📚 https://arxiv.org/abs/2006.11239
🏆 Published in NeurIPS 2020
📄 Denoising Diffusion Probabilistic Models – Day 5
✨ Key Contributions
- Positioned diffusion models as a strong alternative to GANs and VAEs.
- Highlighted training stability with a simple objective.
- Connected diffusion to score matching and Langevin dynamics, providing theoretical grounding.
🎯 Problem Definition
- Assess whether diffusion can serve as a general-purpose generative framework beyond images.
- Identify core challenges like efficiency and computational cost.
🧠 Method / Architecture
- Summarized prior experimental results and theoretical analysis.
- Framed diffusion as “add noise → learn to remove noise”, emphasizing simplicity and power.
🧪 Experiments & Results
- Built upon Day 4 results: competitive or superior to GANs in image generation.
- Showed stable and diverse samples without mode collapse.
- Validated the framework’s robustness across datasets.
🚫 Limitations
- Slow sampling (hundreds to thousands of denoising steps).

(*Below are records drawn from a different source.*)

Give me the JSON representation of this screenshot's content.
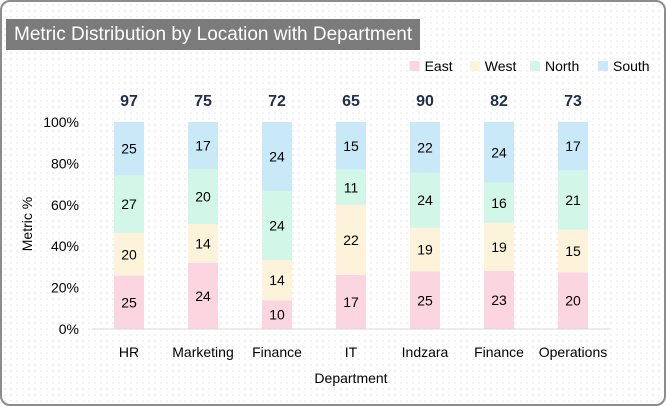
{
  "chart_data": {
    "type": "bar",
    "stacked": true,
    "normalized": true,
    "title": "Metric Distribution by Location with Department",
    "xlabel": "Department",
    "ylabel": "Metric %",
    "ylim": [
      0,
      100
    ],
    "yticks": [
      "0%",
      "20%",
      "40%",
      "60%",
      "80%",
      "100%"
    ],
    "categories": [
      "HR",
      "Marketing",
      "Finance",
      "IT",
      "Indzara",
      "Finance",
      "Operations"
    ],
    "totals": [
      97,
      75,
      72,
      65,
      90,
      82,
      73
    ],
    "series": [
      {
        "name": "East",
        "color": "#fbd5e0",
        "values": [
          25,
          24,
          10,
          17,
          25,
          23,
          20
        ]
      },
      {
        "name": "West",
        "color": "#fdf3da",
        "values": [
          20,
          14,
          14,
          22,
          19,
          19,
          15
        ]
      },
      {
        "name": "North",
        "color": "#d2f6e7",
        "values": [
          27,
          20,
          24,
          11,
          24,
          16,
          21
        ]
      },
      {
        "name": "South",
        "color": "#c9e9f9",
        "values": [
          25,
          17,
          24,
          15,
          22,
          24,
          17
        ]
      }
    ],
    "legend_position": "top-right",
    "grid": false
  }
}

- High compute requirements compared to GANs.
🔭 Future Ideas
- Develop faster samplers (e.g., DDIM, latent diffusion).
- Extend to new domains (audio, video, text, multimodal).
- Explore hybrid models combining diffusion with other generative paradigms.
🔁 Personal Reflections
- The final discussion confirms diffusion models are not just a niche, but a foundational paradigm in modern generative AI.
- Despite efficiency limits, their stability and versatility make them central to recent breakthroughs like Stable Diffusion, Imagen, and DALL·E 2.